Committee Report (Unamended)

 

 

 

BACKGROUND AND PURPOSE

 

Interested parties note that certain small towns in Texas, such as the city of Marfa, are becoming increasingly popular tourist destinations and that most of these small towns do not have a commercial airport capable of accommodating the increasingly large aircraft coming into the areas surrounding these towns. These parties contend that a new revenue stream is needed to fund the construction of new airport runways and taxiways. S.B. 440 seeks to provide this new funding mechanism by authorizing certain municipalities to use municipal hotel occupancy tax revenue to improve or expand an airport that meets prescribed criteria.

 

CRIMINAL JUSTICE IMPACT

 

It is the committee's opinion that this bill does not expressly create a criminal offense, increase the punishment for an existing criminal offense or category of offenses, or change the eligibility of a person for community supervision, parole, or mandatory supervision.

 

RULEMAKING AUTHORITY

 

It is the committee's opinion that this bill does not expressly grant any additional rulemaking authority to a state officer, department, agency, or institution.

 

ANALYSIS

 

S.B. 440 amends the Tax Code to authorize a municipality that is the county seat of a county that borders the United Mexican States, that borders a county that has a population of less than 5,000, borders the United Mexican States, and in which there is located a major observatory, and that borders a county that borders the United Mexican States and in which there is located a national park of more than 400,000 acres to use municipal hotel occupancy tax revenue to improve or expand an airport that is owned by the county in which the municipality is located, that is located more than 150 miles from the nearest airport in Texas with regularly scheduled commercial airline flights, and that is substantially used for private air service that transports individuals staying at hotels in or near the municipality.
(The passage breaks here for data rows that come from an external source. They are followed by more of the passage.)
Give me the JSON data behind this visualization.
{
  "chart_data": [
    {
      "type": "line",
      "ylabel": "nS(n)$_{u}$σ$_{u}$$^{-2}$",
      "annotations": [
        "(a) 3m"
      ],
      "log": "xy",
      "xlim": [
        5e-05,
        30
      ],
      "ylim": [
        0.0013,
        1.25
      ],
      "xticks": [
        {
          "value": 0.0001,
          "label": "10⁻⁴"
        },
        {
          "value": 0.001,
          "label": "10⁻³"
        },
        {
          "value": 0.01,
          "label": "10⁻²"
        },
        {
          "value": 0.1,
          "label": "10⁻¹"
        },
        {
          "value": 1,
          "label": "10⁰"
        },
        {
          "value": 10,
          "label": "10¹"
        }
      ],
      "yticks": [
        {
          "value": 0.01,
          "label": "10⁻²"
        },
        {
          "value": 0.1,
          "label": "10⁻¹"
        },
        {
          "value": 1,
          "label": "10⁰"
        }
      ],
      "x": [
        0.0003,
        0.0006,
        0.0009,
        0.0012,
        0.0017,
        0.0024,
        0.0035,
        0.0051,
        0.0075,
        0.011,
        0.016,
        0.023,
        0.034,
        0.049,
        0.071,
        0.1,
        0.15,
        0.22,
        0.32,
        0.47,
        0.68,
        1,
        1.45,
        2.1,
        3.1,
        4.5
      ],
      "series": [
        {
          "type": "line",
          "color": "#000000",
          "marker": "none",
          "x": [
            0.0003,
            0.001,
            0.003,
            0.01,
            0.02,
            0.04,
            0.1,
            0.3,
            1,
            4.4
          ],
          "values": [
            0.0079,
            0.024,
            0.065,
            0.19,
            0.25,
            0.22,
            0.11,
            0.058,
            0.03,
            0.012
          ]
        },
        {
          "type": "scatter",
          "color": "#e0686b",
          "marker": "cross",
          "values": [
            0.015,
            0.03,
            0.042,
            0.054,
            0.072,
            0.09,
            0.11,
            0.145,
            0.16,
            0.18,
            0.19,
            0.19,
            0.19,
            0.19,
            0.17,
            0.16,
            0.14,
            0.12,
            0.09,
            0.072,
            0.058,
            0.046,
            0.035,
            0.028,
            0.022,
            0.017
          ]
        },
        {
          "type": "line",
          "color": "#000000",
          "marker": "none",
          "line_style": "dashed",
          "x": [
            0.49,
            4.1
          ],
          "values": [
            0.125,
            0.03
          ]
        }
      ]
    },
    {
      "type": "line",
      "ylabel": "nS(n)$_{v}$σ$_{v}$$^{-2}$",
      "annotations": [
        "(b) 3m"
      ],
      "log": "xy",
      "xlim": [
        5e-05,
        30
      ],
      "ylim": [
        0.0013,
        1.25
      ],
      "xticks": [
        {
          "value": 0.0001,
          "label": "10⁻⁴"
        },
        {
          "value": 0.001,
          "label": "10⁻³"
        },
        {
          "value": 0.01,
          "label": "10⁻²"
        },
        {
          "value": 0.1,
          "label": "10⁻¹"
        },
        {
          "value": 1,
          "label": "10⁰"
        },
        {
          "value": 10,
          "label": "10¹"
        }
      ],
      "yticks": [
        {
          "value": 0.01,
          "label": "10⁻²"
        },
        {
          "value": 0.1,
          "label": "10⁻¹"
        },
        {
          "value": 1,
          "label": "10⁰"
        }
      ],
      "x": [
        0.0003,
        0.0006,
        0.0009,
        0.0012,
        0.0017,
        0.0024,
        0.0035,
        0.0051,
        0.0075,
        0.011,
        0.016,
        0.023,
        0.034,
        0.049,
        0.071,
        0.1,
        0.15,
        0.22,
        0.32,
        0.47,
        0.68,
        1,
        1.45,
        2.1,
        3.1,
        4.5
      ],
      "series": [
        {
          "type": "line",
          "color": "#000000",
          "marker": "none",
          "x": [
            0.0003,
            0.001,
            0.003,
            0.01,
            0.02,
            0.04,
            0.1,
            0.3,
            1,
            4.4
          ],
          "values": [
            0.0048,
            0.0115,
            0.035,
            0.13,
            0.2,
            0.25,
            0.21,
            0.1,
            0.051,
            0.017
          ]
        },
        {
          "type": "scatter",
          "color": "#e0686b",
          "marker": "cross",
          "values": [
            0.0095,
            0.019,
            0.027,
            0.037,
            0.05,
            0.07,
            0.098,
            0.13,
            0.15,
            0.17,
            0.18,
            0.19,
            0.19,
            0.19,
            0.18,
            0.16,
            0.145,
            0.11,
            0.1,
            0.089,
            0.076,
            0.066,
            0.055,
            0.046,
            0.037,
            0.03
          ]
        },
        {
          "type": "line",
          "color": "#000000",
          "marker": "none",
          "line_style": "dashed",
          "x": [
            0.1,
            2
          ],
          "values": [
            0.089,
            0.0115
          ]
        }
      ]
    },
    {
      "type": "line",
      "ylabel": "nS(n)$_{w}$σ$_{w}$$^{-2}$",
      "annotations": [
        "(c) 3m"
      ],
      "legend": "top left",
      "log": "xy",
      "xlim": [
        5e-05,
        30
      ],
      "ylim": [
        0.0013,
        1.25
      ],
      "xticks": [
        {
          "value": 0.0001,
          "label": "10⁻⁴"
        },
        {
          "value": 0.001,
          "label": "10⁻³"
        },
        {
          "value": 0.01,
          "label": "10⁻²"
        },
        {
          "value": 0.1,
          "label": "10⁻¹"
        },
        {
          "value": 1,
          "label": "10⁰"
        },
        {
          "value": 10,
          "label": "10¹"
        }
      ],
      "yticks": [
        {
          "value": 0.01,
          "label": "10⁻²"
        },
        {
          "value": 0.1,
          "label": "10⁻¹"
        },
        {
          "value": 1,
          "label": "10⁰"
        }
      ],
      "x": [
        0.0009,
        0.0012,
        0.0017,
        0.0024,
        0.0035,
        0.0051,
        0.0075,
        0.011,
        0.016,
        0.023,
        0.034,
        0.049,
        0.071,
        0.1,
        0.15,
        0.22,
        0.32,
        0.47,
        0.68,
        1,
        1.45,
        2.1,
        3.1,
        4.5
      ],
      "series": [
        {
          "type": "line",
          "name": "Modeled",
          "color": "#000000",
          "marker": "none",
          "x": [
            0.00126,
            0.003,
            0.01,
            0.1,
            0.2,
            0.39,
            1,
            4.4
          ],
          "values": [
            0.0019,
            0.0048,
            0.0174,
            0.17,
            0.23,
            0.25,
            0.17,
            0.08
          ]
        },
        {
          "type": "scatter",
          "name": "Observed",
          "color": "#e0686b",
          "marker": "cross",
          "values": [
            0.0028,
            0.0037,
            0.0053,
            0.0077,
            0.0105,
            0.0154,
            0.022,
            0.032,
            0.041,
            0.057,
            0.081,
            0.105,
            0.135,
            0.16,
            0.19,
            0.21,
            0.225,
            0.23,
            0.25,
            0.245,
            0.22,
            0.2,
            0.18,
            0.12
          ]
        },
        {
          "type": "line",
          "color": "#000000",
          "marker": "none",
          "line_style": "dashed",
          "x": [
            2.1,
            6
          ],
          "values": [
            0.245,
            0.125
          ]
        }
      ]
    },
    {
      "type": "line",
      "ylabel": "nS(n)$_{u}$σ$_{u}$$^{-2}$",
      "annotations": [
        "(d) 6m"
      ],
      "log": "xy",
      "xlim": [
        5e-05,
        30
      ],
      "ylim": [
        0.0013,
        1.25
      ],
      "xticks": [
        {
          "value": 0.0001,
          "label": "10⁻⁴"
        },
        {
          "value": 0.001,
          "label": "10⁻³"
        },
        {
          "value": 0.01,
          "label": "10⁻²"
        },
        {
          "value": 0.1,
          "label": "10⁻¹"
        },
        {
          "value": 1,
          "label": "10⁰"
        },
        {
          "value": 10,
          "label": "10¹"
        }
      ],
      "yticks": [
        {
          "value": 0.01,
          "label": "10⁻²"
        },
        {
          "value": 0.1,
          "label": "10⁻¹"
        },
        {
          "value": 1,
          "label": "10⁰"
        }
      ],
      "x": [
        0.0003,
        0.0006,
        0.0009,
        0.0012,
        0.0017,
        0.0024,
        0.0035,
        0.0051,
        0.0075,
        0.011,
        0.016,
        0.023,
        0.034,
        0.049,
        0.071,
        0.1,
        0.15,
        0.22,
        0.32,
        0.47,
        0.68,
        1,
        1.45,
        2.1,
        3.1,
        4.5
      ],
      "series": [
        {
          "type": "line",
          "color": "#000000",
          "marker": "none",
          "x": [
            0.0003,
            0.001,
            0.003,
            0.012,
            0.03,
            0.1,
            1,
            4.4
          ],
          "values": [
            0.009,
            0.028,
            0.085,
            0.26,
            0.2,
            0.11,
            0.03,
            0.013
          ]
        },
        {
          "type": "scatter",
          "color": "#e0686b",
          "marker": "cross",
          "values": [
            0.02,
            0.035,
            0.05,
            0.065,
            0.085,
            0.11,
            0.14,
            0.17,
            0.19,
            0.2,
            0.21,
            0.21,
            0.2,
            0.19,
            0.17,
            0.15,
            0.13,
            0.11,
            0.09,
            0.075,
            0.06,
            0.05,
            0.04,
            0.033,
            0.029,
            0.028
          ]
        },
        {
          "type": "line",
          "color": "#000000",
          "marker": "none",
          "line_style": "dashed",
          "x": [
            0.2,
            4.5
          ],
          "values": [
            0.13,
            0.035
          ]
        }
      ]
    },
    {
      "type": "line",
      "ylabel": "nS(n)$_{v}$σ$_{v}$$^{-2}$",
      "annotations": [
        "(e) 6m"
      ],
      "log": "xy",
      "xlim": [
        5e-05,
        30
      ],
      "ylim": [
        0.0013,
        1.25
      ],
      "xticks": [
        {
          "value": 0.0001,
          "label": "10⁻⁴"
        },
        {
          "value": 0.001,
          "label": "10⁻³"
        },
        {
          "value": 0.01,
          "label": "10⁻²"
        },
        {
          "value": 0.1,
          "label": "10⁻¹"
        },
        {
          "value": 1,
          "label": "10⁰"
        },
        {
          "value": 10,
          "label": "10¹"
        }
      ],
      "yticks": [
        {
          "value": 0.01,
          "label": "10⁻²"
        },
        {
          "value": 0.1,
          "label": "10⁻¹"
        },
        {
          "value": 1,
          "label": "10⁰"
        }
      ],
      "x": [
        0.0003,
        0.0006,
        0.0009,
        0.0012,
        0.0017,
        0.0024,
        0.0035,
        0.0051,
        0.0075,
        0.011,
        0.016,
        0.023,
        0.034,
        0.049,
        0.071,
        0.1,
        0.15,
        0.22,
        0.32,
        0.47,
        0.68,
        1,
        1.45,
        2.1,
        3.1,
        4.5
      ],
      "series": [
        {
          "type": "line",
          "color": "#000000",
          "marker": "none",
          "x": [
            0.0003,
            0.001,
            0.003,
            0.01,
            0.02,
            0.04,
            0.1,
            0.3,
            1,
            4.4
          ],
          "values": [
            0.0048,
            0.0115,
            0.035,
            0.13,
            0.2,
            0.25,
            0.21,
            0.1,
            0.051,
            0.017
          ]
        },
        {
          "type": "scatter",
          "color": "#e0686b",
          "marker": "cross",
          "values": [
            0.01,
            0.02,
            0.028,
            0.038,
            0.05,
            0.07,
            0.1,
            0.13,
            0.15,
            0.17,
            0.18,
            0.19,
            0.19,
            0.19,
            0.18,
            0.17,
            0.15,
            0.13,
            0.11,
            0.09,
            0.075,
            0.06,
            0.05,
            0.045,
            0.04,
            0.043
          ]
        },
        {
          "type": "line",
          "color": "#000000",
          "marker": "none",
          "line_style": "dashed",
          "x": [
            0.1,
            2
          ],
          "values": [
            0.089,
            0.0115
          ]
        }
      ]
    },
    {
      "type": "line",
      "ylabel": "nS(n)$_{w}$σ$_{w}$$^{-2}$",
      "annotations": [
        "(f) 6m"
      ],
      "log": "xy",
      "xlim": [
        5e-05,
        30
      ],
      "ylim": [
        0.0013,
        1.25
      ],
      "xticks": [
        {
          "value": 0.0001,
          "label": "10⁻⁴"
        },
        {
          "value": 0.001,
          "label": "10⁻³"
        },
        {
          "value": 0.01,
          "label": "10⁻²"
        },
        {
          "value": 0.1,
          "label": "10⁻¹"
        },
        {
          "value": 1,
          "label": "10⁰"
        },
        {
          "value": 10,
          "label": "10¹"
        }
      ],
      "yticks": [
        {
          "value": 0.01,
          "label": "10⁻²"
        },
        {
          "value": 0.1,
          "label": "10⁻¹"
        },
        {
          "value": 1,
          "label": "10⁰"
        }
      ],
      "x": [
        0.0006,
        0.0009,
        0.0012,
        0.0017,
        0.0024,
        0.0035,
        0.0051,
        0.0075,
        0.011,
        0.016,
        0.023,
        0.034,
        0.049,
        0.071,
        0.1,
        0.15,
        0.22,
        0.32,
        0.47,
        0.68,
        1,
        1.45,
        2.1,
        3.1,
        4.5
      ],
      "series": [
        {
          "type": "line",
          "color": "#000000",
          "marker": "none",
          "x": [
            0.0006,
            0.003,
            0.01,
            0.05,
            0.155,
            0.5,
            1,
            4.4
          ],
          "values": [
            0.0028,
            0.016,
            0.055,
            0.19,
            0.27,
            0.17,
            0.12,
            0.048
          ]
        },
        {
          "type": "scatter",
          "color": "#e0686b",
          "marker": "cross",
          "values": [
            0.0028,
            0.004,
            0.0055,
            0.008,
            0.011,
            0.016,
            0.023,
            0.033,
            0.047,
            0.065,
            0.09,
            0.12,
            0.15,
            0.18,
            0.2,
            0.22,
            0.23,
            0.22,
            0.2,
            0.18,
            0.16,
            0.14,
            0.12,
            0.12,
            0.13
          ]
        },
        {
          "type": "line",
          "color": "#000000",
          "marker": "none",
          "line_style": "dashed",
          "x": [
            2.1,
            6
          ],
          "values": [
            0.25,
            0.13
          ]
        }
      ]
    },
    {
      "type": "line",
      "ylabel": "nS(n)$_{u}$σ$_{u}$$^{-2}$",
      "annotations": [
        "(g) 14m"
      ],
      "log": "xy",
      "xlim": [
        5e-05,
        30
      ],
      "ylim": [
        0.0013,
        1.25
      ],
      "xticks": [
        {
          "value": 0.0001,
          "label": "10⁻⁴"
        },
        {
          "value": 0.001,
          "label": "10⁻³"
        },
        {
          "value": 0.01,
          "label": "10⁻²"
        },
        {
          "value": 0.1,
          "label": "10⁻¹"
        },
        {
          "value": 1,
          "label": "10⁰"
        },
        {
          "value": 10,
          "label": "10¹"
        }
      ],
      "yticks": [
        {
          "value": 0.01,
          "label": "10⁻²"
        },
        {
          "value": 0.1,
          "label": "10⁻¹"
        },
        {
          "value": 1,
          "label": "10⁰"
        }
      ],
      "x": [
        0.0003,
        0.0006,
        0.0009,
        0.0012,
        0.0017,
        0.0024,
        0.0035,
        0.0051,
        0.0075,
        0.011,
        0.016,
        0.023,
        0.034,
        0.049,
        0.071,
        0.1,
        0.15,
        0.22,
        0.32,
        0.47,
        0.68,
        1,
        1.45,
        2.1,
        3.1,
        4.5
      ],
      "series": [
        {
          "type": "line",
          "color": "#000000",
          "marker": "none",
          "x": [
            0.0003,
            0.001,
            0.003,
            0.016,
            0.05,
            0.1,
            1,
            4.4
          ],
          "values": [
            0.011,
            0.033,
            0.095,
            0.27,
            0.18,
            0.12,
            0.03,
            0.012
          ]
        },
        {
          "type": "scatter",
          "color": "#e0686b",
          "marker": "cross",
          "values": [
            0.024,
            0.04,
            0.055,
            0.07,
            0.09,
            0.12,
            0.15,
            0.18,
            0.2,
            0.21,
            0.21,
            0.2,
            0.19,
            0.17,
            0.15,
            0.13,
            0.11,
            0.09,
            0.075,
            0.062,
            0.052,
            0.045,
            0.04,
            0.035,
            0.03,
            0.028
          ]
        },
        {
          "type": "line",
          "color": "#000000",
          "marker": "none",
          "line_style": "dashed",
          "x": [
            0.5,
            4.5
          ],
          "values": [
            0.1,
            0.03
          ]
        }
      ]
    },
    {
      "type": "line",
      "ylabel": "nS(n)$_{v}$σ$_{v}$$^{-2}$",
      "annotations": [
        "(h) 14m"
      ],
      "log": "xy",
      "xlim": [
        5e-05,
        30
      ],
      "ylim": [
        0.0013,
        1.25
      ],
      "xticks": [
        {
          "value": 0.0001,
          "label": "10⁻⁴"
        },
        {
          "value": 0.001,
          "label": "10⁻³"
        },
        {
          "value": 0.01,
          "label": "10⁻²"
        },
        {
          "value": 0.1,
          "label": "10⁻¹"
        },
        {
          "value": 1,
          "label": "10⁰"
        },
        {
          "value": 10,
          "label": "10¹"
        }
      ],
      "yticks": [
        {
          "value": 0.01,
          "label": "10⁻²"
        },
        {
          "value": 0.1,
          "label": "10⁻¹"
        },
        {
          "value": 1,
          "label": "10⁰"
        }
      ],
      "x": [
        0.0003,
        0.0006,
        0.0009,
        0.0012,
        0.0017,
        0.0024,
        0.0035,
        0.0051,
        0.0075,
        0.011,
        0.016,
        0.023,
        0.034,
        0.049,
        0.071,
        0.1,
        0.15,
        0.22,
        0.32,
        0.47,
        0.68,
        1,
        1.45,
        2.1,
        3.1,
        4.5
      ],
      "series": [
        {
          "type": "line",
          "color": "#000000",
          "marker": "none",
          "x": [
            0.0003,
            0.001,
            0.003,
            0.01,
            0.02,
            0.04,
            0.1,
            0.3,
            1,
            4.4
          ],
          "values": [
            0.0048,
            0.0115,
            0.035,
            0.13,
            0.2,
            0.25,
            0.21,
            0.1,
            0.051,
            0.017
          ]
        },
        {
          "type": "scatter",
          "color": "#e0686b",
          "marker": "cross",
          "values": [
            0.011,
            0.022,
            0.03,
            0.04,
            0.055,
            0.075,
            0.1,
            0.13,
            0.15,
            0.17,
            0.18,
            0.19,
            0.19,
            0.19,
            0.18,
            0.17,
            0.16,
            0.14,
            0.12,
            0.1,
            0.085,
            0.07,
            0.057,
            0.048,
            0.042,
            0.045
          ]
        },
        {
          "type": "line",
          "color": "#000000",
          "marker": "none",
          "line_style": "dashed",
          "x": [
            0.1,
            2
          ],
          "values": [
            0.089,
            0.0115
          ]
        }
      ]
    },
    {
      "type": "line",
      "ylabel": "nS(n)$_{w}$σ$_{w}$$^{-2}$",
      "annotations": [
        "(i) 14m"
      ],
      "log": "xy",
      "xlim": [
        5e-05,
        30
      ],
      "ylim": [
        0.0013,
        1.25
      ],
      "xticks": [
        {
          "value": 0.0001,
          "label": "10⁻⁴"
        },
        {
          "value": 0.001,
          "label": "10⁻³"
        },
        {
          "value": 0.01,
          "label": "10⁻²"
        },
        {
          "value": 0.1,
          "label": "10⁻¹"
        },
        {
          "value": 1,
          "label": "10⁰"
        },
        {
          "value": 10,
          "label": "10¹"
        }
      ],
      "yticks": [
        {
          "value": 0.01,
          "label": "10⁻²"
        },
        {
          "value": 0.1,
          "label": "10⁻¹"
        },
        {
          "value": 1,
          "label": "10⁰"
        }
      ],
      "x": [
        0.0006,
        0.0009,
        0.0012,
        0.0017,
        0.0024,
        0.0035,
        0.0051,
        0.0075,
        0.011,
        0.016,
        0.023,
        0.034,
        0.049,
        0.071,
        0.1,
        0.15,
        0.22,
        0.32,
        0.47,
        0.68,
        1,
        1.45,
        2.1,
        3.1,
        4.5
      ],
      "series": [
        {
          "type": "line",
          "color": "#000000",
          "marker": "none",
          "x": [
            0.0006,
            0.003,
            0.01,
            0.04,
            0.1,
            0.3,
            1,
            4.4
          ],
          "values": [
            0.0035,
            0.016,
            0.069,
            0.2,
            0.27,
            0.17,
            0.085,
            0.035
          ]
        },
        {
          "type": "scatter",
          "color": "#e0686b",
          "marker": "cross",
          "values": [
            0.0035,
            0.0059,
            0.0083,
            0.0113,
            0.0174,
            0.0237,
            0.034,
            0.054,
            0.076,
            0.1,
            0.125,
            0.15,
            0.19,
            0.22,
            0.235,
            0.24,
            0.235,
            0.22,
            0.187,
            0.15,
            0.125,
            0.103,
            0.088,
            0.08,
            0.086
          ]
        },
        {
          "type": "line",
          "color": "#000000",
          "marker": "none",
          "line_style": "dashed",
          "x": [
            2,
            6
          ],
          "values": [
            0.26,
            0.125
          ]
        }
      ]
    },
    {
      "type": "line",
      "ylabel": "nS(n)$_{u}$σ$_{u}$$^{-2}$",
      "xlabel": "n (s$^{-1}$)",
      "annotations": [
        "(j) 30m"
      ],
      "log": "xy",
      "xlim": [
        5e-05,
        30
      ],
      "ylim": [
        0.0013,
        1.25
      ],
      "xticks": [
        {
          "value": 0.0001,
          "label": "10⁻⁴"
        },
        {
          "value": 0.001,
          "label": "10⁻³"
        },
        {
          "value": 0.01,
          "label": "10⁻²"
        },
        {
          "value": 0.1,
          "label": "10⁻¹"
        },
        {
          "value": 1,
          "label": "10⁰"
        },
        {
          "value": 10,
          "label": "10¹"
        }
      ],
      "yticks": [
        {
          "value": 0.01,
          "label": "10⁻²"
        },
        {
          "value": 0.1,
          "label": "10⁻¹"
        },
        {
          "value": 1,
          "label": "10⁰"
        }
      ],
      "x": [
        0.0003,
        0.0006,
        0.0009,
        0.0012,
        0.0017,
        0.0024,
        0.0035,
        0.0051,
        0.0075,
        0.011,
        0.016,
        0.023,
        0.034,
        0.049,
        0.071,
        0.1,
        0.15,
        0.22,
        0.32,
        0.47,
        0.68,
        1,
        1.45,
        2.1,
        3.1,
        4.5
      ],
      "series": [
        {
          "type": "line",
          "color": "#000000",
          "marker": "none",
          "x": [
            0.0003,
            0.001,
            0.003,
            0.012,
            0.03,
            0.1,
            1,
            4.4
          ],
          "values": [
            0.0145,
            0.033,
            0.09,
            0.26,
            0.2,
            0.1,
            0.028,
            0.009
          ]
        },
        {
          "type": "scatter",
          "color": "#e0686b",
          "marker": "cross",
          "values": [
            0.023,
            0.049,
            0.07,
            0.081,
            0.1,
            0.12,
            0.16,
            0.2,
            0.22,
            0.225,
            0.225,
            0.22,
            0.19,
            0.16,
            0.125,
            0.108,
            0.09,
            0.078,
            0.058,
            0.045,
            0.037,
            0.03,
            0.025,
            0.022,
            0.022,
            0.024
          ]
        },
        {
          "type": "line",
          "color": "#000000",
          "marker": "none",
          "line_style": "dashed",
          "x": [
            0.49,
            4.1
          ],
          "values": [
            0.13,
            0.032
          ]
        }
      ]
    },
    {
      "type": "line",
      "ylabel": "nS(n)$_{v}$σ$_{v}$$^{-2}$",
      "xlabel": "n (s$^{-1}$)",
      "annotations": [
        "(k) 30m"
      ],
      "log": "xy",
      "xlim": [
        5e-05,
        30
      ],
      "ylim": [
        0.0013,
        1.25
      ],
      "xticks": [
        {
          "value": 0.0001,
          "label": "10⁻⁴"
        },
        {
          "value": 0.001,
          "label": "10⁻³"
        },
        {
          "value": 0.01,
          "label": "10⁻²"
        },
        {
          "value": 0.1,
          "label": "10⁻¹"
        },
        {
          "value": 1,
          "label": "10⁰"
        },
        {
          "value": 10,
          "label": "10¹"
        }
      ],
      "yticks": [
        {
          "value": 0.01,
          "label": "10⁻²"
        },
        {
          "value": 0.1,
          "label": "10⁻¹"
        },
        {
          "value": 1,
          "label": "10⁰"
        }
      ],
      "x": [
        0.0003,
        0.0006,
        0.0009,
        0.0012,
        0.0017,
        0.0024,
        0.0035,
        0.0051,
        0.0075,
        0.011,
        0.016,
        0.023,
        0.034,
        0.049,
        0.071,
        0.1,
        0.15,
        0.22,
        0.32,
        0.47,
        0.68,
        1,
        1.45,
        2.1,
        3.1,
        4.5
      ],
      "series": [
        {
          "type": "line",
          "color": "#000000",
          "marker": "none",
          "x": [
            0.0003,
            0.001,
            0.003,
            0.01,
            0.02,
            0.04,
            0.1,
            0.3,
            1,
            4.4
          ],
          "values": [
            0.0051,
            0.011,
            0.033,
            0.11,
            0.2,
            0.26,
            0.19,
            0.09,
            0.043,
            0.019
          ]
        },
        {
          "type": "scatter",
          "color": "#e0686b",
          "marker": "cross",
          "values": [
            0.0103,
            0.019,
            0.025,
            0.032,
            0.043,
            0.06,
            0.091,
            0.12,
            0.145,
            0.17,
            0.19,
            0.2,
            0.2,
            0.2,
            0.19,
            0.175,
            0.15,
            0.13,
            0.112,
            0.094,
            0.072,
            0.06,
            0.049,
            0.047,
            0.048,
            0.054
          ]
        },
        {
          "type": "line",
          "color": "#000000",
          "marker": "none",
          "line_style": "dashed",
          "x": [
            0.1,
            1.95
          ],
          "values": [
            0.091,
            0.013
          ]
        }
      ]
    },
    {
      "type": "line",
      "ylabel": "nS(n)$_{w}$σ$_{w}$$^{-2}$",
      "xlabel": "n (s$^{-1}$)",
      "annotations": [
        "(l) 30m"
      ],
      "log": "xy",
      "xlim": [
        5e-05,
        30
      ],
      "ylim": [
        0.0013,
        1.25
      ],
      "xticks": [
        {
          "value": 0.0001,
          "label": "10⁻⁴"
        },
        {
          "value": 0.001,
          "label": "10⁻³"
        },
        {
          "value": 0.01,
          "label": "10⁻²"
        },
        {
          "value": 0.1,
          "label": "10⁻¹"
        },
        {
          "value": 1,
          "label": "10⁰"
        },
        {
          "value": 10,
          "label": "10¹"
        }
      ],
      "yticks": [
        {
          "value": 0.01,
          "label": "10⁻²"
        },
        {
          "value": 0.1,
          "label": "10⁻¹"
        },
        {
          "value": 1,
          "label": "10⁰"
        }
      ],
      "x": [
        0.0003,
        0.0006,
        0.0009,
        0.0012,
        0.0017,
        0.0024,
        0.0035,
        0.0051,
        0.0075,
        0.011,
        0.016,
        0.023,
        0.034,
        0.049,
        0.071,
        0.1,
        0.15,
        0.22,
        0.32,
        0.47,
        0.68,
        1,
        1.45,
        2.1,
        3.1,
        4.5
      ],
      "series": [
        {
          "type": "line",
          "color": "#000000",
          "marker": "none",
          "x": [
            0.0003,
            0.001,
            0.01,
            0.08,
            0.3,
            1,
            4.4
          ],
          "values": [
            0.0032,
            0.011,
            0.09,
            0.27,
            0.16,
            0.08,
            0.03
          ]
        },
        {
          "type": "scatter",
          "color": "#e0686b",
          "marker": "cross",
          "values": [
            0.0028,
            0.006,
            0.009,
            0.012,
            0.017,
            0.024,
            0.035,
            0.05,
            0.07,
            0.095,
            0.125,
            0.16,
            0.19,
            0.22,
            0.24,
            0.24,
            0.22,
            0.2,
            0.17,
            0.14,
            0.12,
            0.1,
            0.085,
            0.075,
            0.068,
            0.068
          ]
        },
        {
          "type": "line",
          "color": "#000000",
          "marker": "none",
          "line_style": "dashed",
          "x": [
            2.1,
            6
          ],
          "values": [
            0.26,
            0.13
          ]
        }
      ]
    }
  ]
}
The bill caps the amount of municipal hotel occupancy tax revenue that a municipality may use to improve or expand such an airport as follows: at a total amount that would exceed the amount of hotel revenue in the municipality that is likely to be reasonably attributable to guests traveling through the airport during the 15-year period beginning on the date the municipality first uses the municipal hotel occupancy tax revenue to improve or expand the airport; or, for each fiscal year, at 15 percent of the hotel occupancy tax revenue collected by the municipality during that year. The bill prohibits a municipality from using municipal hotel occupancy tax revenue to improve or expand an airport after the 10th anniversary of the date the municipality first uses that revenue for that purpose and requires a municipality's governing body to retain sufficient control over municipal hotel occupancy tax revenue to ensure the revenue is used to benefit the municipality by improving or expanding an airport.

 

S.B. 440 expires December 31, 2032.

 

EFFECTIVE DATE

 

On passage, or, if the bill does not receive the necessary vote, September 1, 2017.